This morning when I walked down to the computer, Aaron had turned a link to an article into our computer wallpaper (or background or whatever it's called). The link was pasted there in huge type, and underneath it, in tiny type, was Aaron's reaction: "Duh."
It's a good article, worth reading, titled "Daydream Achiever," from the Boston Globe, August 31, 2008. Excerpts:
"Although there are many anecdotal stories of breakthroughs resulting from daydreams - Einstein, for instance, was notorious for his wandering mind - daydreaming itself is usually cast in a negative light. Children in school are encouraged to stop daydreaming and "focus," and wandering minds are often cited as a leading cause of traffic accidents.
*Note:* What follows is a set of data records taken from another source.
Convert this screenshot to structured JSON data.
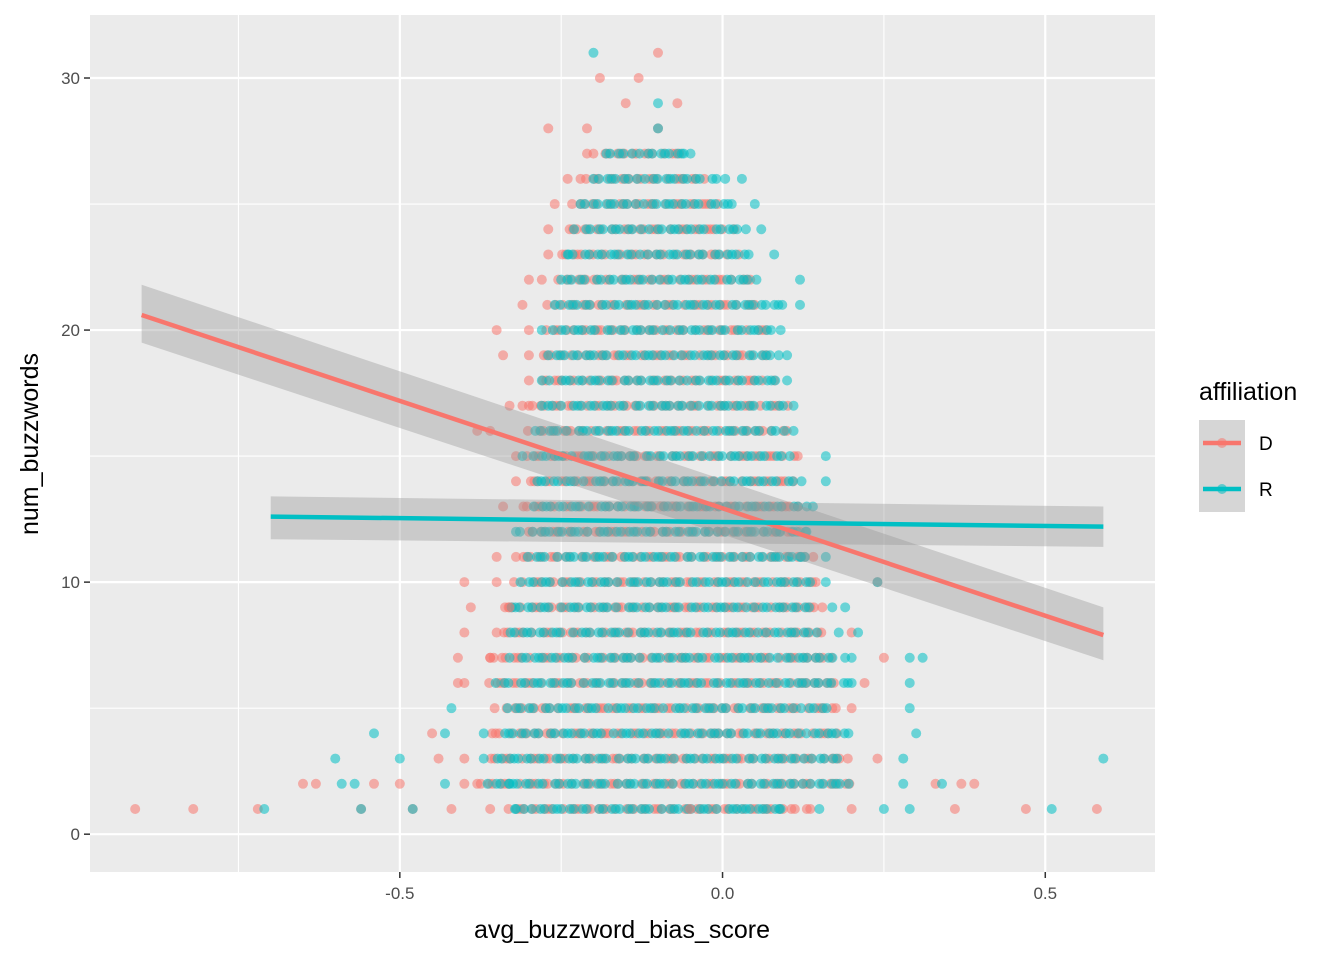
{
  "colors": {
    "D": "#F8766D",
    "R": "#00BFC4",
    "panel": "#EBEBEB",
    "grid": "#FFFFFF",
    "ribbon": "#999999"
  },
  "chart_data": {
    "type": "scatter",
    "xlabel": "avg_buzzword_bias_score",
    "ylabel": "num_buzzwords",
    "xlim": [
      -0.98,
      0.67
    ],
    "ylim": [
      -1.5,
      32.5
    ],
    "x_breaks": [
      -0.5,
      0.0,
      0.5
    ],
    "x_tick_labels": [
      "-0.5",
      "0.0",
      "0.5"
    ],
    "y_breaks": [
      0,
      10,
      20,
      30
    ],
    "y_tick_labels": [
      "0",
      "10",
      "20",
      "30"
    ],
    "grid": true,
    "legend": {
      "title": "affiliation",
      "position": "right",
      "entries": [
        "D",
        "R"
      ]
    },
    "series": [
      {
        "name": "D",
        "color": "#F8766D",
        "points": [
          [
            -0.91,
            1
          ],
          [
            -0.82,
            1
          ],
          [
            -0.72,
            1
          ],
          [
            -0.56,
            1
          ],
          [
            -0.48,
            1
          ],
          [
            -0.42,
            1
          ],
          [
            -0.36,
            1
          ],
          [
            -0.05,
            1
          ],
          [
            0.2,
            1
          ],
          [
            0.36,
            1
          ],
          [
            0.47,
            1
          ],
          [
            0.58,
            1
          ],
          [
            -0.65,
            2
          ],
          [
            -0.63,
            2
          ],
          [
            -0.54,
            2
          ],
          [
            -0.5,
            2
          ],
          [
            -0.4,
            2
          ],
          [
            0.33,
            2
          ],
          [
            0.37,
            2
          ],
          [
            0.39,
            2
          ],
          [
            -0.44,
            3
          ],
          [
            -0.4,
            3
          ],
          [
            0.24,
            3
          ],
          [
            -0.45,
            4
          ],
          [
            0.2,
            5
          ],
          [
            -0.41,
            6
          ],
          [
            -0.4,
            6
          ],
          [
            0.22,
            6
          ],
          [
            -0.41,
            7
          ],
          [
            -0.36,
            7
          ],
          [
            0.25,
            7
          ],
          [
            -0.4,
            8
          ],
          [
            -0.35,
            8
          ],
          [
            0.2,
            8
          ],
          [
            -0.39,
            9
          ],
          [
            -0.33,
            9
          ],
          [
            -0.4,
            10
          ],
          [
            -0.35,
            10
          ],
          [
            0.24,
            10
          ],
          [
            -0.35,
            11
          ],
          [
            -0.32,
            11
          ],
          [
            -0.34,
            13
          ],
          [
            -0.32,
            14
          ],
          [
            -0.32,
            15
          ],
          [
            -0.38,
            16
          ],
          [
            -0.36,
            16
          ],
          [
            -0.33,
            17
          ],
          [
            -0.31,
            17
          ],
          [
            -0.3,
            18
          ],
          [
            -0.34,
            19
          ],
          [
            -0.3,
            19
          ],
          [
            -0.35,
            20
          ],
          [
            -0.3,
            20
          ],
          [
            -0.31,
            21
          ],
          [
            -0.3,
            22
          ],
          [
            -0.28,
            22
          ],
          [
            -0.27,
            23
          ],
          [
            -0.27,
            24
          ],
          [
            -0.26,
            25
          ],
          [
            -0.24,
            26
          ],
          [
            -0.22,
            26
          ],
          [
            -0.21,
            27
          ],
          [
            -0.21,
            28
          ],
          [
            -0.27,
            28
          ],
          [
            -0.1,
            28
          ],
          [
            -0.15,
            29
          ],
          [
            -0.07,
            29
          ],
          [
            -0.19,
            30
          ],
          [
            -0.13,
            30
          ],
          [
            -0.1,
            31
          ]
        ]
      },
      {
        "name": "R",
        "color": "#00BFC4",
        "points": [
          [
            -0.71,
            1
          ],
          [
            -0.56,
            1
          ],
          [
            -0.48,
            1
          ],
          [
            -0.32,
            1
          ],
          [
            0.03,
            1
          ],
          [
            0.09,
            1
          ],
          [
            0.15,
            1
          ],
          [
            0.25,
            1
          ],
          [
            0.29,
            1
          ],
          [
            0.51,
            1
          ],
          [
            -0.59,
            2
          ],
          [
            -0.57,
            2
          ],
          [
            -0.43,
            2
          ],
          [
            -0.33,
            2
          ],
          [
            0.28,
            2
          ],
          [
            0.34,
            2
          ],
          [
            -0.6,
            3
          ],
          [
            -0.5,
            3
          ],
          [
            -0.37,
            3
          ],
          [
            0.28,
            3
          ],
          [
            0.59,
            3
          ],
          [
            -0.54,
            4
          ],
          [
            -0.43,
            4
          ],
          [
            -0.37,
            4
          ],
          [
            0.3,
            4
          ],
          [
            -0.42,
            5
          ],
          [
            0.29,
            5
          ],
          [
            0.29,
            6
          ],
          [
            0.2,
            6
          ],
          [
            0.29,
            7
          ],
          [
            0.31,
            7
          ],
          [
            0.2,
            7
          ],
          [
            0.18,
            8
          ],
          [
            0.21,
            8
          ],
          [
            0.19,
            9
          ],
          [
            0.17,
            9
          ],
          [
            0.16,
            10
          ],
          [
            0.24,
            10
          ],
          [
            0.12,
            11
          ],
          [
            0.16,
            11
          ],
          [
            0.13,
            12
          ],
          [
            0.14,
            13
          ],
          [
            0.16,
            14
          ],
          [
            0.16,
            15
          ],
          [
            0.11,
            16
          ],
          [
            0.11,
            17
          ],
          [
            0.1,
            18
          ],
          [
            0.1,
            19
          ],
          [
            0.09,
            20
          ],
          [
            0.12,
            21
          ],
          [
            0.12,
            22
          ],
          [
            0.08,
            23
          ],
          [
            0.06,
            24
          ],
          [
            0.05,
            25
          ],
          [
            0.03,
            26
          ],
          [
            -0.06,
            27
          ],
          [
            -0.1,
            28
          ],
          [
            -0.1,
            29
          ],
          [
            -0.2,
            31
          ],
          [
            -0.31,
            15
          ],
          [
            -0.29,
            16
          ],
          [
            -0.28,
            17
          ],
          [
            -0.28,
            18
          ],
          [
            -0.27,
            19
          ],
          [
            -0.28,
            20
          ],
          [
            -0.26,
            21
          ],
          [
            -0.25,
            22
          ],
          [
            -0.24,
            23
          ],
          [
            -0.23,
            24
          ],
          [
            -0.22,
            25
          ],
          [
            -0.2,
            26
          ]
        ]
      }
    ],
    "row_bands": [
      {
        "y": 1,
        "D": [
          -0.33,
          0.14
        ],
        "R": [
          -0.32,
          0.1
        ]
      },
      {
        "y": 2,
        "D": [
          -0.38,
          0.2
        ],
        "R": [
          -0.37,
          0.2
        ]
      },
      {
        "y": 3,
        "D": [
          -0.36,
          0.2
        ],
        "R": [
          -0.35,
          0.18
        ]
      },
      {
        "y": 4,
        "D": [
          -0.36,
          0.18
        ],
        "R": [
          -0.34,
          0.2
        ]
      },
      {
        "y": 5,
        "D": [
          -0.35,
          0.18
        ],
        "R": [
          -0.33,
          0.17
        ]
      },
      {
        "y": 6,
        "D": [
          -0.36,
          0.18
        ],
        "R": [
          -0.35,
          0.2
        ]
      },
      {
        "y": 7,
        "D": [
          -0.36,
          0.17
        ],
        "R": [
          -0.33,
          0.19
        ]
      },
      {
        "y": 8,
        "D": [
          -0.34,
          0.16
        ],
        "R": [
          -0.33,
          0.15
        ]
      },
      {
        "y": 9,
        "D": [
          -0.34,
          0.16
        ],
        "R": [
          -0.33,
          0.15
        ]
      },
      {
        "y": 10,
        "D": [
          -0.32,
          0.15
        ],
        "R": [
          -0.31,
          0.14
        ]
      },
      {
        "y": 11,
        "D": [
          -0.32,
          0.14
        ],
        "R": [
          -0.3,
          0.13
        ]
      },
      {
        "y": 12,
        "D": [
          -0.3,
          0.12
        ],
        "R": [
          -0.32,
          0.13
        ]
      },
      {
        "y": 13,
        "D": [
          -0.31,
          0.13
        ],
        "R": [
          -0.3,
          0.13
        ]
      },
      {
        "y": 14,
        "D": [
          -0.3,
          0.12
        ],
        "R": [
          -0.29,
          0.12
        ]
      },
      {
        "y": 15,
        "D": [
          -0.3,
          0.12
        ],
        "R": [
          -0.29,
          0.11
        ]
      },
      {
        "y": 16,
        "D": [
          -0.3,
          0.1
        ],
        "R": [
          -0.28,
          0.1
        ]
      },
      {
        "y": 17,
        "D": [
          -0.3,
          0.1
        ],
        "R": [
          -0.27,
          0.1
        ]
      },
      {
        "y": 18,
        "D": [
          -0.28,
          0.08
        ],
        "R": [
          -0.27,
          0.09
        ]
      },
      {
        "y": 19,
        "D": [
          -0.28,
          0.07
        ],
        "R": [
          -0.26,
          0.09
        ]
      },
      {
        "y": 20,
        "D": [
          -0.27,
          0.07
        ],
        "R": [
          -0.26,
          0.08
        ]
      },
      {
        "y": 21,
        "D": [
          -0.27,
          0.06
        ],
        "R": [
          -0.25,
          0.1
        ]
      },
      {
        "y": 22,
        "D": [
          -0.26,
          0.05
        ],
        "R": [
          -0.24,
          0.06
        ]
      },
      {
        "y": 23,
        "D": [
          -0.25,
          0.03
        ],
        "R": [
          -0.24,
          0.05
        ]
      },
      {
        "y": 24,
        "D": [
          -0.24,
          0.02
        ],
        "R": [
          -0.22,
          0.04
        ]
      },
      {
        "y": 25,
        "D": [
          -0.23,
          0.0
        ],
        "R": [
          -0.21,
          0.02
        ]
      },
      {
        "y": 26,
        "D": [
          -0.21,
          -0.03
        ],
        "R": [
          -0.19,
          0.01
        ]
      },
      {
        "y": 27,
        "D": [
          -0.2,
          -0.06
        ],
        "R": [
          -0.18,
          -0.05
        ]
      }
    ],
    "fit_lines": [
      {
        "name": "D",
        "color": "#F8766D",
        "x": [
          -0.9,
          0.59
        ],
        "y": [
          20.6,
          7.9
        ],
        "ci_lower": [
          19.5,
          6.9
        ],
        "ci_upper": [
          21.8,
          9.0
        ]
      },
      {
        "name": "R",
        "color": "#00BFC4",
        "x": [
          -0.7,
          0.59
        ],
        "y": [
          12.6,
          12.2
        ],
        "ci_lower": [
          11.7,
          11.4
        ],
        "ci_upper": [
          13.4,
          13.0
        ]
      }
    ]
  }
}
In a culture obsessed with efficiency, daydreaming is derided as a lazy habit or a lack of discipline, the kind of thinking we rely on when we don't really want to think. It's a sign of procrastination, not productivity, something to be put away with your flip-flops and hammock as summer draws to a close.
"In recent years, however, scientists have begun to see the act of daydreaming very differently. They've demonstrated that daydreaming is a fundamental feature of the human mind - so fundamental, in fact, that it's often referred to as our "default" mode of thought. Many scientists argue that daydreaming is a crucial tool for creativity, a thought process that allows the brain to make new associations and connections...
"...What these studies all demonstrate is that proper daydreaming - the kind of thinking that occurs when the mind is thinking to itself - is a crucial feature of the healthy human brain. It might seem as though our mind is empty, but the mind is never empty: it's always bubbling over with ideas and connections.
"One of the simplest ways to foster creativity, then, may be to take daydreams more seriously. Even the mundane daydreams that occur hundreds of times a day are helping us plan for the future, interact with others, and solidify our own sense of self. And when we are stuck on a particularly difficult problem, a good daydream isn't just an escape - it may be the most productive thing we can do."
As I read the article, I realized why Aaron had typed "duh" in response to it. He liked the article, but he thought it was sad that something like this is now considered a novel idea when it should be obvious. Aaron had grown up living the kind of life where there was plenty of time for play and daydreaming. In fact, allowing for it was part of the working philosophy of our home and homeschool. More than ten years ago, I wrote this (excerpted from a longer piece):
"I can't stress enough that if you give your young children freedom to play, even while other kids their ages are filling out blanks in a workbook, you'll be amazed later at how much education was really going on. Let them think, wonder, and create as they lie in the grass, play legos, stack blocks, swing, catch grasshoppers, bounce a ball, and build forts. I think when we take them from these valuable endeavors to have them sit at a table or desk with workbooks for hours, we begin to strangle something precious. Play will move naturally into study as children mature if we give them plenty of time and freedom. Allow their interests to develop and run their natural courses, and you will see amazing results. Let those seeds germinate, and watch your kids blossom in their time.
"Don't lose sight of the fact that there is an important relationship between play and learning. What can look like dawdling or time wasting may not be at all. When my 13-year-old son was younger, he took forever to wash the dinner dishes, and after nagging him again and again to hurry, I finally realized that he wasn't dawdling. He was doing water buoyancy and displacement experiments with the dishes! I saw this, and I asked myself how important is it that he finishes those dishes within a certain amount of time?" Usually it wasn't. Aaron turns almost everything he does into an experiment or an analysis of how something works..."
You know, we really do live in a culture so fixated on focus and efficiency and measurable achievement that we have come to see slower, seemingly unproductive pursuits like daydreaming, wondering, and imagining as time-wasting, lack of attention, or even laziness. They don't seem to get us anywhere. They seem unconnected to progress, and we're looking for progress. We want visible, tangible results, but sometimes the best things can't be seen or measured!
I said in this post that play might be just about the most important thing a child can do. And a child's truly free play, and ultimately his best education, really is, I think, rooted in, and guided by, daydreaming, wonder, curiosity, and imagination. All of those unseen qualities matter!
Play, daydreaming, imagination, and learning are all profoundly related, and the intellectual sophistication of these quiet pursuits continually grows and gradually develops into a unique and powerful education, not just for a child, but for all of us, for an entire lifetime. Creative play can actually be seen as one tangible (and very important) product of a learning, growing, creative mind. We need vision for valuing this type of pursuit!
So, whatever school or homeschool schedule you follow, whatever methods for learning you implement, whatever your educational program, I highly recommend lots and lots of time and freedom in a child's life for daydreaming and play.